To our knowledge, only very limited data is available regarding possible interactions of testing times and treatments. And a systematic, hypothesis-driven approach with distinct, carefully chosen time windows was missing. Therefore, our aim was to prove the presence of robust testing time effects in a systematic and hypothesis-driven approach. By simply using different laboratory mouse strains to mimic the effects of different ‘treatments’, we aimed at investigating if potential effects of testing time and strain were additive or synergistic. Synergistic effects, i.e. interaction effects, would indicate that ‘testing time’ influences ‘strain’ in different ways. This would lead to results that are highly dependent on the specific time of testing. The more an experiment is then standardised to a specific time window, the lower the chances to reproduce the findings under slightly different conditions. However, based on the recommendations of the Food and Drug Administration (FDA) and the European Agency for the Evaluation of Medicinal Products (EMEA), each study should be replicated at least once. The difficulty to reproduce spurious results then causes an increase in animal numbers. Public support for animal experiments, however, is granted on the explicit understanding that the research is relevant and produces valid and reproducible results using the smallest possible number of animals. The many contradicting results we found in the literature searching for suitable strains showed with clarity how researchers worldwide struggle to reproduce data.

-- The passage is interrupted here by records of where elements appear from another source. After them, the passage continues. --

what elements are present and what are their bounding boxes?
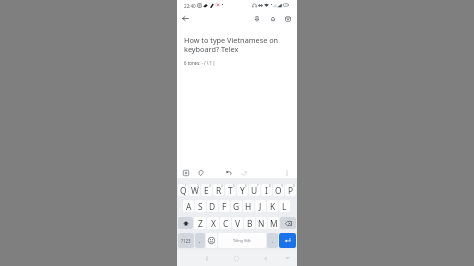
staticText: Tiếng Việt [233, 238, 251, 243]
button[interactable]: E [201, 184, 212, 196]
button[interactable]: A [183, 200, 194, 212]
button[interactable]: Change colour [195, 167, 207, 179]
staticText: 6 [245, 184, 247, 188]
staticText: . [272, 237, 274, 244]
staticText: W [191, 185, 199, 196]
staticText: B [247, 218, 253, 229]
staticText: T [228, 185, 233, 196]
button[interactable]: Pin note [250, 12, 263, 25]
staticText: S [198, 201, 203, 212]
staticText: 1 [185, 184, 187, 188]
button[interactable]: D [207, 200, 218, 212]
button[interactable]: F [219, 200, 230, 212]
button[interactable]: Space [218, 233, 266, 248]
staticText: 2 [197, 184, 199, 188]
staticText: K [270, 201, 276, 212]
button[interactable]: Home [230, 252, 242, 264]
button[interactable]: Backspace [280, 217, 296, 229]
button[interactable]: P [285, 184, 296, 196]
button[interactable]: N [256, 217, 267, 229]
staticText: C [223, 218, 229, 229]
button[interactable]: Enter [279, 233, 296, 248]
button[interactable]: Shift [178, 217, 193, 229]
button[interactable]: L [279, 200, 290, 212]
staticText: V [235, 218, 241, 229]
button[interactable]: Add [180, 167, 192, 179]
button[interactable]: K [267, 200, 278, 212]
button[interactable]: T [225, 184, 236, 196]
staticText: Q [180, 185, 187, 196]
staticText: R [216, 185, 222, 196]
staticText: F [222, 201, 227, 212]
button[interactable]: W [189, 184, 200, 196]
button[interactable]: Archive [281, 12, 294, 25]
staticText: P [288, 185, 294, 196]
staticText: How to type Vietnamese on keyboard? Tele… [184, 35, 293, 54]
staticText: U [251, 185, 258, 196]
staticText: Y [240, 185, 245, 196]
staticText: 3 [209, 184, 211, 188]
button[interactable]: X [207, 217, 219, 229]
staticText: L [282, 201, 287, 212]
button[interactable]: O [273, 184, 284, 196]
button[interactable]: Q [178, 184, 188, 196]
button[interactable]: More options [281, 167, 293, 179]
button[interactable]: Period [267, 233, 278, 248]
button[interactable]: Undo [223, 167, 235, 179]
button[interactable]: C [220, 217, 231, 229]
staticText: N [258, 218, 265, 229]
staticText: , [199, 237, 201, 244]
staticText: X [211, 218, 216, 229]
staticText: E [204, 185, 209, 196]
button[interactable]: I [261, 184, 272, 196]
button[interactable]: Reminder [266, 12, 279, 25]
staticText: I [265, 185, 268, 196]
staticText: 6 tones: - / \ ? | [184, 60, 216, 66]
button[interactable]: Back [179, 12, 192, 25]
button[interactable]: Hide keyboard [281, 252, 293, 264]
button[interactable]: Comma [195, 233, 205, 248]
staticText: G [233, 201, 240, 212]
button[interactable]: Symbols [178, 233, 194, 248]
button[interactable]: Redo [238, 167, 250, 179]
staticText: 8 [269, 184, 271, 188]
staticText: 7 [257, 184, 259, 188]
staticText: 5 [233, 184, 235, 188]
button[interactable]: G [231, 200, 242, 212]
staticText: 22:40 [184, 3, 196, 9]
staticText: D [209, 201, 216, 212]
button[interactable]: B [244, 217, 255, 229]
button[interactable]: Z [194, 217, 206, 229]
button[interactable]: S [195, 200, 206, 212]
button[interactable]: R [213, 184, 224, 196]
button[interactable]: H [243, 200, 254, 212]
staticText: H [245, 201, 252, 212]
staticText: Z [198, 218, 203, 229]
button[interactable]: Emoji [206, 233, 217, 248]
button[interactable]: J [255, 200, 266, 212]
staticText: M [270, 218, 278, 229]
button[interactable]: M [268, 217, 279, 229]
staticText: 9 [281, 184, 283, 188]
button[interactable]: V [232, 217, 243, 229]
staticText: A [186, 201, 192, 212]
staticText: O [275, 185, 282, 196]
staticText: 0 [293, 184, 295, 188]
staticText: 4 [221, 184, 223, 188]
button[interactable]: Recents [201, 252, 213, 264]
staticText: ?123 [181, 238, 191, 244]
button[interactable]: U [249, 184, 260, 196]
button[interactable]: Y [237, 184, 248, 196]
button[interactable]: Back [259, 252, 271, 264]
staticText: J [259, 201, 262, 212]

Our idea was to use very common laboratory strains that, at the same time, show varying differences in anxiety- and exploratory behaviours. C57BL/6J and DBA/2N mice emerged as most suitable candidates due to a large number of contradicting results in the literature. In order to select time windows that are representative for times of increased, decreased, or intermediate activity, we recorded and analysed the home cage behaviour of all mice within every cage for a period of 48 hours. Although setting up a camera system that would reliably record the movements of each mouse day and night without interrupting the baseline activity was challenging, the obtained data allowed for picking three times during the dark as well as the light phase and in periods of minimal, intermediate, and maximal activity.
Why varying testing times may affect reproducibility
The extent of the effect of testing time on strain differences was unexpectedly high. During the light i.e. resting phase, strains displayed significant differences in almost every parameter. A similar, slightly attenuated pattern was found during peak activity in the dark phase. However, a completely different picture was revealed for the phase of intermediate activity during the dark phase, where no differences between the strains could be detected. Descriptively, the direction of the difference between strains was even reversed.
Interestingly, the effects of time and strain were not additive. Time had a distinct, strain-specific influence that did not seem to be dependent on the light or dark phase or the home cage activity. Exactly this interaction effect made this factor an extremely interesting candidate for a subsequent simulation approach, in which we simulated the use of a “systematic heterogenisation across two testing times”. We then compared the results of these simulated heterogenised experiments to the conventionally standardised replicate experiments that made use of single testing times and observed drastically improved reproducibility in the heterogenised design.
These very promising findings warrant further investigation of the influence of testing time on other outcome variables and call for a proof-of-principle study using systematically heterogenised testing times.
Altogether, our data clearly demonstrate that time matters and that the testing time should definitely be taken into account in the experimental design and statistical analysis!
 Chesler, E. J., Wilson, S. G., Lariviere, W. R., Rodriguez-Zas, S. L., & Mogil, J. S. Identification and ranking of genetic and laboratory environment factors influencing a behavioral trait, thermal nociception, via computational analysis of a large data archive. Neuroscience & Biobehavioral Reviews, 2002; 26: 907-923.